Imiris demeura silencieuse, fâchée avec la description que lui avait donné Théophile. Soudain, ils sursautèrent en entendant un éclat : c'était Yuki, elle riait :

- Très juste félinien, très juste ! Je ne suis qu'une âme amère et rancunière, très bonne analyse, mais je ne crois pas que ta compagne et moi soyons tout à fait les mêmes ; contrairement à moi, elle croit que votre plan futile va marcher.

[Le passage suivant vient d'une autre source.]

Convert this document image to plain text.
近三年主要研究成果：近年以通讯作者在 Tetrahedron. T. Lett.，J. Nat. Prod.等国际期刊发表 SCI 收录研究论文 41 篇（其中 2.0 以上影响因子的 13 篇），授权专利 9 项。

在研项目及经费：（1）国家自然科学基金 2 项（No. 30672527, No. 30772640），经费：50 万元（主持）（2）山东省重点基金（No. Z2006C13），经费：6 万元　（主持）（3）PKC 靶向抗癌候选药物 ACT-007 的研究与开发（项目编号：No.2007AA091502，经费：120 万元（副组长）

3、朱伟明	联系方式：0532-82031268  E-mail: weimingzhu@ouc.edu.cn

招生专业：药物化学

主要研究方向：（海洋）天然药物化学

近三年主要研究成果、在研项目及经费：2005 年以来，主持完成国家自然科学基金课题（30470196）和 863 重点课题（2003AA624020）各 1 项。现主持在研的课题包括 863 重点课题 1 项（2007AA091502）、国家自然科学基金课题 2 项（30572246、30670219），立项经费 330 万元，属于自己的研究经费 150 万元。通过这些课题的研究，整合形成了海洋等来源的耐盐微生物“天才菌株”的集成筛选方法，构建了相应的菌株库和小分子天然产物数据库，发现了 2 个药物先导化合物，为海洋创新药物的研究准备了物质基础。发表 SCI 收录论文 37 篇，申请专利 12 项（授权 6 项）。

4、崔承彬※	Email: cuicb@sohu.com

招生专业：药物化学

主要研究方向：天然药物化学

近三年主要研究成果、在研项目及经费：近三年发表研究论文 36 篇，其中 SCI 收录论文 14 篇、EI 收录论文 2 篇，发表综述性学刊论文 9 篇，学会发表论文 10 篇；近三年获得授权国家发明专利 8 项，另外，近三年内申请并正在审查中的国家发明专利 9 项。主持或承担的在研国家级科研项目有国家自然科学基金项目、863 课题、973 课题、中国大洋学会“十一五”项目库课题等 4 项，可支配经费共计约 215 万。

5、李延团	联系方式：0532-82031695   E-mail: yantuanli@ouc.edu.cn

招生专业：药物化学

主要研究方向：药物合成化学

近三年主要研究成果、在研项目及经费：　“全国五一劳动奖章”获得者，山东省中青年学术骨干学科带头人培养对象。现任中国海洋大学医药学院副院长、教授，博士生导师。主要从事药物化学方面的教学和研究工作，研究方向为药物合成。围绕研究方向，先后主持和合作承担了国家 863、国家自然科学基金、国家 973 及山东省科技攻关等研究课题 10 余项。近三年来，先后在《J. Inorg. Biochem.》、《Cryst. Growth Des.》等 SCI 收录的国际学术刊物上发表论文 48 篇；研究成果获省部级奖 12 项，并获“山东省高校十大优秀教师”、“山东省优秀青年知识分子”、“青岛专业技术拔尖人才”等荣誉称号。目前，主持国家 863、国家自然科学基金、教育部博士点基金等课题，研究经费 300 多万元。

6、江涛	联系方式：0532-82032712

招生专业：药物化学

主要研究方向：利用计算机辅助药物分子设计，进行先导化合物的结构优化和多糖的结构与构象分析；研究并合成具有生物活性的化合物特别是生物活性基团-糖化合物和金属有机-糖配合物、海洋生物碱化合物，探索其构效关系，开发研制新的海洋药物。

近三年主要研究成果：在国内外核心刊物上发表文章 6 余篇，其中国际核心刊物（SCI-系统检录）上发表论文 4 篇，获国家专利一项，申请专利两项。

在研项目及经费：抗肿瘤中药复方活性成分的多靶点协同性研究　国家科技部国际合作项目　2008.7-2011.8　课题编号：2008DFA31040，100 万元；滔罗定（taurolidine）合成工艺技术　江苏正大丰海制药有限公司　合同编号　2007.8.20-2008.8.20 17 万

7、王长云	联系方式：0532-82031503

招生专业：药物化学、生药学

- Faux ! la contredit la concernée. Il n'y a que très peu de chances que ce plan marche, mais je n'ai aucune envie de mourir prématurément à cause de quelque chose hors de mon contrôle. J'ai des choses à faire avant.

- Des comptes à rendre ? Hm hm, le chat avait raison alors, ricana la dragonne.

- Et vous, vous ne voulez pas vous venger d'Ungura ? la questionna la femme glaciale. Si Théophile a bien raison et nous sommes les mêmes, à votre place, je voudrais voir ce salaud payer de qu'il m'avait fait. Si vous ne voulez pas le faire vous-même, laissez-nous le faire.

La bête considéra la proposition un moment.

- La possibilité de vengeance, et éventuellement une fin du monde, appuya la fée.

- Bien... soupira l'animal reptilien. Prenez-en une, et partez.

Aussitôt, Théophile en prit une qui était par terre près d'une griffe aussi grande que lui et la mit dans la poche intérieure de sa cape.

- Merci beaucoup.

- Allez vous en avec votre gratitude, ce n'est que l'attente de futures faveurs qui ne viendront pas.

Le duo fit vote-face et abandonna Yuki. Avant qu'ils ne puissent quitter la grotte, sa voix les rattrapa avec une dernière demande :

- Dites à Camélia que je suis morte.